Pendant qu’il était assis dans la hutte enfumée, à quelque distance du feu, autour duquel ils étaient groupés, il se sentit doucement tirer par le bras ; il tourna la tête : c’était Alice, la fille de Donald Bean Lean ; elle lui montra un paquet de papiers de manière à n’être remarquée de personne, mit pendant une seconde ses doigts sur ses lèvres, et s’en alla comme pour aider la vieille Janet à serrer toutes les hardes de Waverley dans son porte-manteau. Elle désirait évidemment qu’il ne parût point la reconnaître ; mais elle tournait sans cesse les yeux de son côté, dès qu’elle trouvait le moyen de le faire sans être vue, et quand elle se fut aperçue qu’il suivait tous ses mouvements, elle enveloppa avec adresse et promptitude le paquet dans une des chemises qu’elle plaça dans le porte-manteau.

Dès lors nouveau champ à conjectures. Était-ce Alice la gardienne mystérieuse ? La jeune fille de la caverne était-elle le génie tutélaire qui avait veillé près de sa couche pendant sa maladie ? Était-il entre les mains de son père ? Et dans ce cas, que lui voulait ce brigand ? Il semblait en cette occasion n’avoir point fait son métier ; car il rendait à Waverley tous ses bagages, et même on lui avait toujours laissé sa bourse, qui pourtant aurait pu tenter ce voleur de profession. Peut-être le paquet expliquerait-il tout ce mystère ; mais Alice lui avait donné à comprendre qu’il ne devait l’ouvrir qu’en secret, et ne l’avait plus regardé dès qu’elle fut sûre que ses signes avaient été remarqués et compris. Au contraire, elle était bientôt après sortie de la chaumière, et ce ne fut qu’en fermant la porte que, favorisée par l’obscurité, elle fit à Waverley un sourire d’adieu et une œillade d’intelligence puis s’enfonça dans la ténébreuse vallée.

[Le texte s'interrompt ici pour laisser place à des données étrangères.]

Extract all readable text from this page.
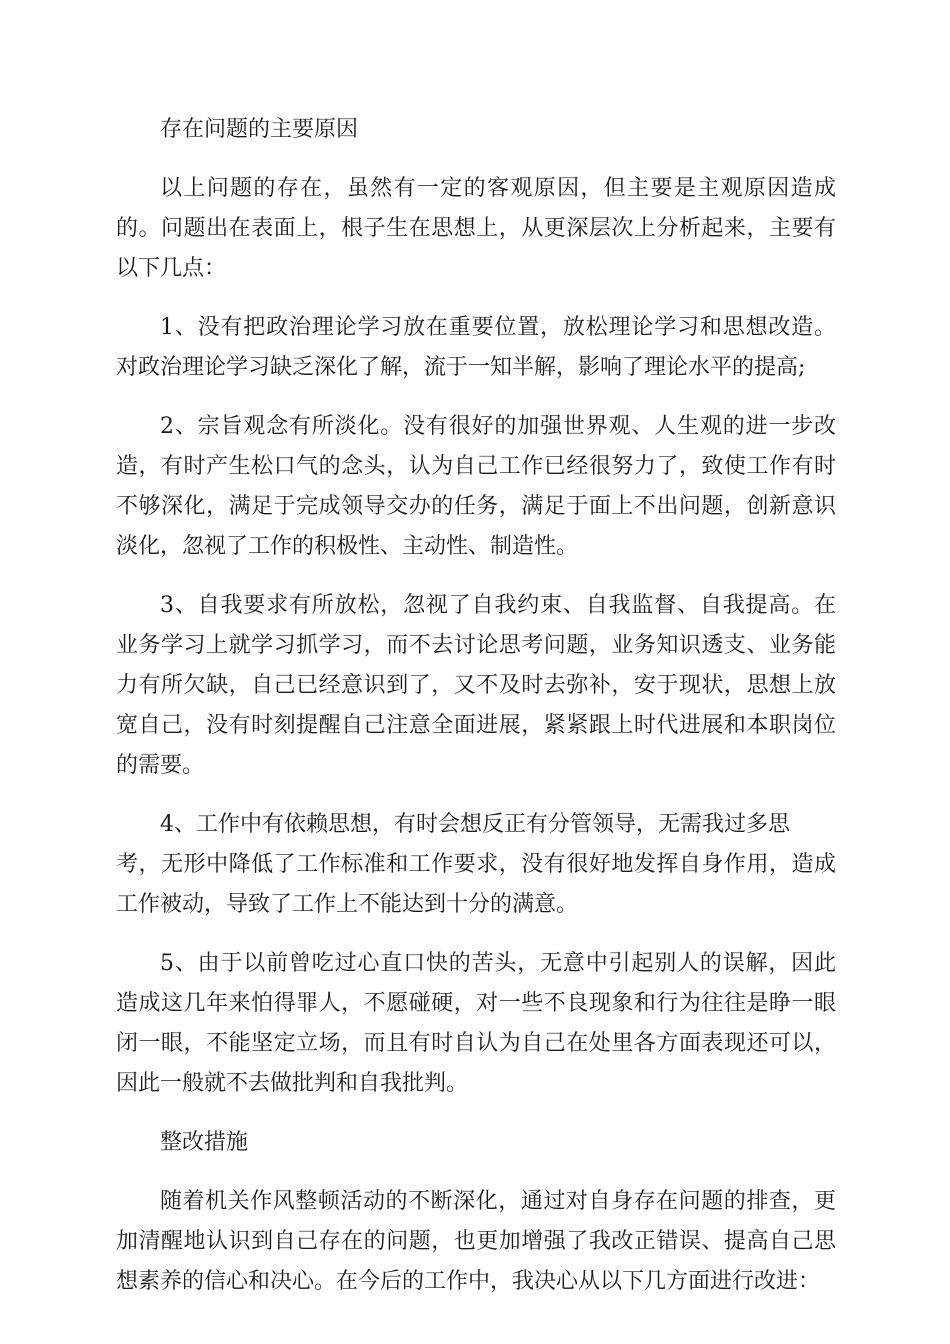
存在问题的主要原因
以上问题的存在，虽然有一定的客观原因，但主要是主观原因造成
的。问题出在表面上，根子生在思想上，从更深层次上分析起来，主要有
以下几点：
1、没有把政治理论学习放在重要位置，放松理论学习和思想改造。
对政治理论学习缺乏深化了解，流于一知半解，影响了理论水平的提高;
2、宗旨观念有所淡化。没有很好的加强世界观、人生观的进一步改
造，有时产生松口气的念头，认为自己工作已经很努力了，致使工作有时
不够深化，满足于完成领导交办的任务，满足于面上不出问题，创新意识
淡化，忽视了工作的积极性、主动性、制造性。
3、自我要求有所放松，忽视了自我约束、自我监督、自我提高。在
业务学习上就学习抓学习，而不去讨论思考问题，业务知识透支、业务能
力有所欠缺，自己已经意识到了，又不及时去弥补，安于现状，思想上放
宽自己，没有时刻提醒自己注意全面进展，紧紧跟上时代进展和本职岗位
的需要。
4、工作中有依赖思想，有时会想反正有分管领导，无需我过多思
考，无形中降低了工作标准和工作要求，没有很好地发挥自身作用，造成
工作被动，导致了工作上不能达到十分的满意。
5、由于以前曾吃过心直口快的苦头，无意中引起别人的误解，因此
造成这几年来怕得罪人，不愿碰硬，对一些不良现象和行为往往是睁一眼
闭一眼，不能坚定立场，而且有时自认为自己在处里各方面表现还可以，
因此一般就不去做批判和自我批判。
整改措施
随着机关作风整顿活动的不断深化，通过对自身存在问题的排查，更
加清醒地认识到自己存在的问题，也更加增强了我改正错误、提高自己思
想素养的信心和决心。在今后的工作中，我决心从以下几方面进行改进：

Le jeune montagnard fut à plusieurs reprises envoyé par ses camarades, comme pour reconnaître le pays ; enfin, quand il fut de retour pour la troisième ou quatrième fois, toute la troupe se leva et fit signe à Waverley de la suivre. Mais avant de partir il serra la main de la vieille Janet, qui l’avait si bien soigné, et lui donna des marques plus positives de sa reconnaissance pour ses bons offices.

« Dieu vous bénisse, capitaine Waverley ! Dieu vous protège ! » dit Janet en bon écossais des basses terres, quoiqu’il ne lui eût pas encore entendu prononcer une syllabe autrement qu’en langue gaëlique. Mais l’impatience de son escorte l’empêcha de demander des explications.